Science is a three-legged stool of data, theory, and communication. Having convinced readers that violence is in decline through data well communicated, Pinker devotes the rest of his tome to his theory that the better angels of our nature are brought out by the civilizing process of two forces: the top-down rule of law and the bottom-up rule of morals. More generous than most scholars in crediting others’ work, Pinker’s grounds his theory in the Jewish historian Norbert Elias’s 1939 book The Civilizing Process, a catalogue of examples from the archives of history demonstrating that over the centuries, “beginning in the 11th or 12th and maturing in the 17th and 18th, Europeans increasingly inhibited their impulses, anticipated the long-term consequences of their actions, and took other people’s thoughts and feelings into consideration. A culture of honor—the readiness to take revenge—gave way to a culture of dignity—the readiness to control one’s emotions. These ideals originated in explicit instructions that cultural arbiters gave to aristocrats and noblemen, allowing them to differentiate themselves from the villains and boors. But they were then absorbed into the socialization of younger and younger children until they became second nature.”
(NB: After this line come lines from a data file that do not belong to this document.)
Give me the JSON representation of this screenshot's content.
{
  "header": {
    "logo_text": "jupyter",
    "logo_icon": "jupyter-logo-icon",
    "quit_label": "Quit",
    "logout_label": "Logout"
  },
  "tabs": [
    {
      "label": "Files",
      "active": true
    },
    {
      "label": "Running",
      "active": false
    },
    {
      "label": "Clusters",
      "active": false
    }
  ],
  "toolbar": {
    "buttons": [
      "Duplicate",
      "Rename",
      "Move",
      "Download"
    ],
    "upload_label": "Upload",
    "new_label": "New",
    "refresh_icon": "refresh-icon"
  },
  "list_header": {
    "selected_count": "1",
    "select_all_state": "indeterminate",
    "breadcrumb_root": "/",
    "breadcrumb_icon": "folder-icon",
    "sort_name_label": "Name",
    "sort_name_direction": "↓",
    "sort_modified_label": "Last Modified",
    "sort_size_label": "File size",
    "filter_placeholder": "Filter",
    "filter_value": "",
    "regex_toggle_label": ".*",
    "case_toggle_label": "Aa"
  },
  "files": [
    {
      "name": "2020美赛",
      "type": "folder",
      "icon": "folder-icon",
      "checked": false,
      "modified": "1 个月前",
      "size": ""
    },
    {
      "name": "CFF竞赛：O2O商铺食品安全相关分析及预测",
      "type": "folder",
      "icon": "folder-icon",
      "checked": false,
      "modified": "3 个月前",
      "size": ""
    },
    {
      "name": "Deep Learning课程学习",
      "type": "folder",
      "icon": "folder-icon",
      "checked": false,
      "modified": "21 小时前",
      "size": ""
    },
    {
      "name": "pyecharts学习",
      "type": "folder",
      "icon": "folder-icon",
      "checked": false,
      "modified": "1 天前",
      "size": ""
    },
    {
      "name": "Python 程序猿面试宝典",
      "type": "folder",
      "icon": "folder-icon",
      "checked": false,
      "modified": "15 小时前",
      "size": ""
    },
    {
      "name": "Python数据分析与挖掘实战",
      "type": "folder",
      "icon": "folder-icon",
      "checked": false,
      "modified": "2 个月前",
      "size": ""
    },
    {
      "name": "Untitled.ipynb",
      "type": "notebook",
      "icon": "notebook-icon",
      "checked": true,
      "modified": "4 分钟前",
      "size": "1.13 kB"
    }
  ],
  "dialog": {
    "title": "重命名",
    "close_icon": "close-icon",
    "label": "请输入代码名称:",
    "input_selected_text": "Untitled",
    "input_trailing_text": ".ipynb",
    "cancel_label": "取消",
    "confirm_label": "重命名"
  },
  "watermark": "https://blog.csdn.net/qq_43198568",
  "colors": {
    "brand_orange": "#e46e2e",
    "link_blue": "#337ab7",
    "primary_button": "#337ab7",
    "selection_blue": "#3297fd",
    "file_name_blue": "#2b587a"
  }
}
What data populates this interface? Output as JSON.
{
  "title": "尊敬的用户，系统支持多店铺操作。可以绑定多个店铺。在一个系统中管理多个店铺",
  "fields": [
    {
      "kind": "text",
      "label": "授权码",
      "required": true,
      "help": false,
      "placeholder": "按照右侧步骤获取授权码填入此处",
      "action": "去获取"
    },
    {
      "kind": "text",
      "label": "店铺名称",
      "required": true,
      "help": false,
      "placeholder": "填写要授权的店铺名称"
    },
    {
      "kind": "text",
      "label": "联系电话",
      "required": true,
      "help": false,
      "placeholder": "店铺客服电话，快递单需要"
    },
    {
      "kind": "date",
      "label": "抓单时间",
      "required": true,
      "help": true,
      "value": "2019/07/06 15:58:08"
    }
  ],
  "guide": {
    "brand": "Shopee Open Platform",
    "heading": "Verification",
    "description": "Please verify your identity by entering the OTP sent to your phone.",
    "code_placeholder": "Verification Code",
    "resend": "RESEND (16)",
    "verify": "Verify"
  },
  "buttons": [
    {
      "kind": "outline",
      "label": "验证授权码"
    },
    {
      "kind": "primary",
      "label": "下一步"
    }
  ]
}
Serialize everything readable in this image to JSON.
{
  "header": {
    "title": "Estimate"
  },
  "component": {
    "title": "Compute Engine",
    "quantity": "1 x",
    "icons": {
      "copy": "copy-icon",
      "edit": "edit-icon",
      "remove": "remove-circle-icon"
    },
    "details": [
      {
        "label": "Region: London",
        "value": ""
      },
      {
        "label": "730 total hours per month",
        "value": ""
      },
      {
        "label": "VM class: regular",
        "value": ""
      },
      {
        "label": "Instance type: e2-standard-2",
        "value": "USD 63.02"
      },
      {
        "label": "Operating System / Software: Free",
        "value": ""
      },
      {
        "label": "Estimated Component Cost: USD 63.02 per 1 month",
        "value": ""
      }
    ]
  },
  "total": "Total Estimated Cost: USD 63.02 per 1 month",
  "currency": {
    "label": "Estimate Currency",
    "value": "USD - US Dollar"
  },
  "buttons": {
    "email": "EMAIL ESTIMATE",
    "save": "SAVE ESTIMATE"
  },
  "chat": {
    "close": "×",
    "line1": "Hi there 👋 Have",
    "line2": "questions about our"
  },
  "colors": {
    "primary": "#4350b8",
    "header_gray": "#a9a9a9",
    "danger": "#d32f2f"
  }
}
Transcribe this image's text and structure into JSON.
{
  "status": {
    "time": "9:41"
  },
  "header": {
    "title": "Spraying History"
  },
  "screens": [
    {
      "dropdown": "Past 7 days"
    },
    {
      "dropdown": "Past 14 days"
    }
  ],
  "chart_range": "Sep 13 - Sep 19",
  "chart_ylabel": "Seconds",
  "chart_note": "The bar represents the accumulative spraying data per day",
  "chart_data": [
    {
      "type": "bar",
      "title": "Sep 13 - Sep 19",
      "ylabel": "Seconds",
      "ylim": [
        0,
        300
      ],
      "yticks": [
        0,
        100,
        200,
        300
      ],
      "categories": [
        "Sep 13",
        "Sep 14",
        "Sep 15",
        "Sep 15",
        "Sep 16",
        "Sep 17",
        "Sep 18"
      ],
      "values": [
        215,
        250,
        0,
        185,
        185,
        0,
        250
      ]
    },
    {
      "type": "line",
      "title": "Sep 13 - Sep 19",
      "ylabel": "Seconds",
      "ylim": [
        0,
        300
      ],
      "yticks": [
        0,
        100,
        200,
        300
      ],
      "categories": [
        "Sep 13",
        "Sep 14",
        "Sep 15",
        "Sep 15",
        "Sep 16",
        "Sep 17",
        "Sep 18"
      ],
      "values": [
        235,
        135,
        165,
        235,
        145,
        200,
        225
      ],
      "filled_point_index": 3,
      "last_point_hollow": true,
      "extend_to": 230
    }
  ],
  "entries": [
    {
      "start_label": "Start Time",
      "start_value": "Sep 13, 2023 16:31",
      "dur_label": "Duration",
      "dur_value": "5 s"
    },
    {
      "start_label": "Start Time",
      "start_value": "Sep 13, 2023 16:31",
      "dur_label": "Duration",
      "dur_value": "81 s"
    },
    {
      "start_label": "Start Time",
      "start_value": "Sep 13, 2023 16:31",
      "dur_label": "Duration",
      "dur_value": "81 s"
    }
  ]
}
Second nature. Our first nature is to be selfish, greedy, and nasty. Our second nature—the better angels of our nature—requires a little coaxing and persuading to come out. Analysis of medieval books of etiquette, for example, reveal that the numerous prohibitions are reducible to a few principles related to this second nature, as Pinker notes: “Control your appetites; Delay gratification; Consider the sensibilities of others; Don’t act like a peasant; Distance yourself from your animal nature. And the penalty for these infractions was assumed to be internal: a sense of shame.” Externally, other forces were at work along the lines of what I described in the shift from the Cowboy Code to the Law Code. These include, in Pinker’s words, “the centralization of state control and its monopolization of violence, the growth of craft guilds and bureaucracies, the replacement of barter with money, the development of technology, the enhancement of trade, the growing webs of dependency among far-flung individuals,” and the like.

Again—and it must be repeated in every discussion of this controversial topic—the decline of violence is tracked in a systematic sloping downward curve with occasional bumps along the way. Think of a saw blade tilted down at an angle. Individual teeth point upward, but the overall slope of the blade is downward. Or think global warming. Yes, some years are cooler—and climate deniers are only to happy to point them out—but the overall trend is that of a warming earth. The analogy applies to violence of all kind. Compared to 500 or 1000 years ago, today a greater percentage of people in more places more of the time are safer, healthier, wealthier, and freer. With the recent ascendency of the Tea Party movement and the media coverage of angry white men, liberals understandably believe that things are grim and getting worse. But, in fact, Pinker notes that “in every issue touched by the Rights Revolutions—interracial marriage, the empowerment of women, the tolerance of homosexuality, the punishment of children, and the treatment of animals—the attitudes of conservatives have followed the trajectory of liberals, with the result that today’s conservatives are more liberal than yesterday’s liberals.”

This is a shift to be celebrated, even as we honor the principle of that other great American President, Thomas Jefferson, that eternal vigilance is the price of freedom.